Ni résignation, ni renoncement
Il s’agit de la deuxième condamnation de l’AFP pour discrimination syndicale, après celle prononcée par le Conseil de Prud’hommes de Paris en janvier 2000 en faveur de Patrick Brosselin, alors membre du SNJ et en 2003 co-fondateur de SUD-AFP.
Mais alors que l’AFP n’avait pas contesté le jugement à l’époque, l’appel contre cette nouvelle condamnation intervient dans un contexte social fondamentalement changé, à l’AFP comme dans le pays. Dans de nombreuses entreprises, les salariés les plus combatifs sont actuellement victimes de la répression anti-syndicale (qu’il s’agisse des « Contis », de grévistes à EDF-GDF ou d’autres syndicalistes combatifs). But recherché : marginaliser les militants, les isoler de leurs collègues de travail, faire peur aux salariés.

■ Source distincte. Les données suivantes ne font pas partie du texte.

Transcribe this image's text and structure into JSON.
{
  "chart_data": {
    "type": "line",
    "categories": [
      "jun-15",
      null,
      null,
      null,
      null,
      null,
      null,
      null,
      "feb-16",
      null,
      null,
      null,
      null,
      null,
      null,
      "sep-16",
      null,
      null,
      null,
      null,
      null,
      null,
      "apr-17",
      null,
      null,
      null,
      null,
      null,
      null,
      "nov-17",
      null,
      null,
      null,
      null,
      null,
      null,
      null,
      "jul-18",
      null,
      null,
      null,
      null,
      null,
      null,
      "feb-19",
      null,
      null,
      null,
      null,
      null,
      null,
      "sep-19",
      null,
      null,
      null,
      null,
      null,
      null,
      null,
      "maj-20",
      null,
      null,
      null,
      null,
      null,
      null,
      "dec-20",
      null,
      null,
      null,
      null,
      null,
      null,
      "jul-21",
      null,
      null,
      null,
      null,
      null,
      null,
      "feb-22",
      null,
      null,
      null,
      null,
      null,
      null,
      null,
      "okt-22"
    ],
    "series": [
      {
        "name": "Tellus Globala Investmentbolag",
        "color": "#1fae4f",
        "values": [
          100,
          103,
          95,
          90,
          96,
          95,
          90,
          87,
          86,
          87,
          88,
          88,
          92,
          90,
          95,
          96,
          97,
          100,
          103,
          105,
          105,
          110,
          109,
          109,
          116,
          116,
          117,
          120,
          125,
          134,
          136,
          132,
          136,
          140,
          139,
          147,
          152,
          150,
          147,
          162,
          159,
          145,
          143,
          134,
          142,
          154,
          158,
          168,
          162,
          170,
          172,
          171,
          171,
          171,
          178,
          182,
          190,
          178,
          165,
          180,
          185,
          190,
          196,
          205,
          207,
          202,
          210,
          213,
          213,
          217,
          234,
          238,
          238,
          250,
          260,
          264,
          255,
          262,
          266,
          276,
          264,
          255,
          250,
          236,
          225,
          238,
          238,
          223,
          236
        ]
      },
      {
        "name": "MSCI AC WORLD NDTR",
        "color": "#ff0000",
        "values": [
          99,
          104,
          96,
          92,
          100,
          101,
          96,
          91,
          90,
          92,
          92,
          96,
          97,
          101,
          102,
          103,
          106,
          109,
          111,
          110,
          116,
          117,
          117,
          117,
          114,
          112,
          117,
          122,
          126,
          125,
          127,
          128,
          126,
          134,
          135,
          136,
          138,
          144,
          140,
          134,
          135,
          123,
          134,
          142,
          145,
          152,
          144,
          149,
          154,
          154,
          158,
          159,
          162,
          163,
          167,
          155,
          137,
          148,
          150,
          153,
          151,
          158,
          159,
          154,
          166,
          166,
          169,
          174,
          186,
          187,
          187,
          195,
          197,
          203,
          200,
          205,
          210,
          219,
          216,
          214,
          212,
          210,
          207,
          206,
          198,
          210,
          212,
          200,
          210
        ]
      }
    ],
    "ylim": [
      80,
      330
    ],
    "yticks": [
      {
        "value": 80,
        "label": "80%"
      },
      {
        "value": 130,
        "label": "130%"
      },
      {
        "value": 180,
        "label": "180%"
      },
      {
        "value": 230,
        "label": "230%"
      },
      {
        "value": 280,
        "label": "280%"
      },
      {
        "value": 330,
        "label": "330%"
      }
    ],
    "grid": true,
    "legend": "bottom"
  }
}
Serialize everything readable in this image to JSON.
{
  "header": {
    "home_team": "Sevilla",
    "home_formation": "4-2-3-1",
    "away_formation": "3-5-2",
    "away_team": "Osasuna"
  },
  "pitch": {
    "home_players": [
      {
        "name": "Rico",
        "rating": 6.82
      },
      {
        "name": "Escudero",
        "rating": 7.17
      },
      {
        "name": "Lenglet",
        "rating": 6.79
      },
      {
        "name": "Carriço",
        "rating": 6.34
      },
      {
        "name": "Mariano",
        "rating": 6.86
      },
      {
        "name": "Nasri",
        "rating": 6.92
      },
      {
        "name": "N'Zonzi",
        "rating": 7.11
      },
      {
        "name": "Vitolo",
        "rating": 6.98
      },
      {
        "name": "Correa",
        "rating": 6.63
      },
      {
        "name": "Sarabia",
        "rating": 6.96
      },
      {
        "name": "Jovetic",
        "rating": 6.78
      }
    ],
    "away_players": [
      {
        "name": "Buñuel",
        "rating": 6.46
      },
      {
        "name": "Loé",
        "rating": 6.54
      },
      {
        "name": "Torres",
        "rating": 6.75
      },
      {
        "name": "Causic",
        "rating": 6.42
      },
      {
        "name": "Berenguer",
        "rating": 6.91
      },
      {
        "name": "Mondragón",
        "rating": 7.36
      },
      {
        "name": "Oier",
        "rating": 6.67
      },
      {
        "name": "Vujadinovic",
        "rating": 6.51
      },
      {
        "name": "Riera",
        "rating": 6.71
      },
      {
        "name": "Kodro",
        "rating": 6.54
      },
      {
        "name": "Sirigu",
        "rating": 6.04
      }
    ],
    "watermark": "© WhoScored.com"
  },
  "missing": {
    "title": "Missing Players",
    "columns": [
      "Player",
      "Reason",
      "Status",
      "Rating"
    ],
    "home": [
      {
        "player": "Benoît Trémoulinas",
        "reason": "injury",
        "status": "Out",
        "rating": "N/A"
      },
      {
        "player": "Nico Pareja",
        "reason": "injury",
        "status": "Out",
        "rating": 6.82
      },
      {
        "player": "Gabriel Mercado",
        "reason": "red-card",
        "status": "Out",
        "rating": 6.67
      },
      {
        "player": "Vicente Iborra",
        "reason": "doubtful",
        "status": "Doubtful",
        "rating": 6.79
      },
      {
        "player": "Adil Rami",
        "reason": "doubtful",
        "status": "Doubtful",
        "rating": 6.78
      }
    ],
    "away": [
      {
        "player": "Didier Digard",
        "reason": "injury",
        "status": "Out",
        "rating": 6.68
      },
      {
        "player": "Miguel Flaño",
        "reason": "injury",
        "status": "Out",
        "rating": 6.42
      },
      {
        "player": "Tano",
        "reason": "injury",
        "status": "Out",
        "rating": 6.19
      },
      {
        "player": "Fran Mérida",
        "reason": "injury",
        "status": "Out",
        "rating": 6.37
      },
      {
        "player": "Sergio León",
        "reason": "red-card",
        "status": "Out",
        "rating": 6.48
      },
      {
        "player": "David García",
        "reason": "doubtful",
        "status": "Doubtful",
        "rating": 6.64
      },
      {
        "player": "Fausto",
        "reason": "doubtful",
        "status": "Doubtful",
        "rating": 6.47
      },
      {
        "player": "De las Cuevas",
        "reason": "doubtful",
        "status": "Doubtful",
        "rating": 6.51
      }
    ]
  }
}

N’est-ce pas la même logique qui a poussé la direction de l’AFP à faire appel contre le jugement du Conseil des Prud’hommes ? Ne s’agit-il pas de dissuader les salariés de l’AFP de choisir la voie d’un recours devant les Prud’hommes lorsqu’ils subissent des injustices, voire des violations des lois ?
SUD réaffirme : quand l’action collective et syndicale n’aboutit pas, face à une direction autiste, il ne faut pas hésiter à utiliser les droits citoyens.
Après avoir saisi avec succès la Halde (Haute autorité de lutte contre les discriminations et pour l’égalité) sur la discrimination des salariés non-européens, puis la Cnil (Commission nationale de l’informatique et des libertés) sur le non-respect des préconisations concernant la biométrie, SUD a récemment remis à l’Inspecteur du Travail un dossier sur l’emploi précaire à l’AFP. Nous sommes prêts à accompagner les salariés qui défendent leurs droits, que ce soit dans le dialogue social, la lutte collective ou l’action en justice.
Le jugement prud’homal condamnant l’AFP montre qu’il existe des moyens de s’opposer aux injustices et que nous ne sommes ni obligés de nous résigner ni de renoncer à nous battre. Ce jugement constitue un encouragement à lutter contre l’arbitraire et pour des accords applicables à tous.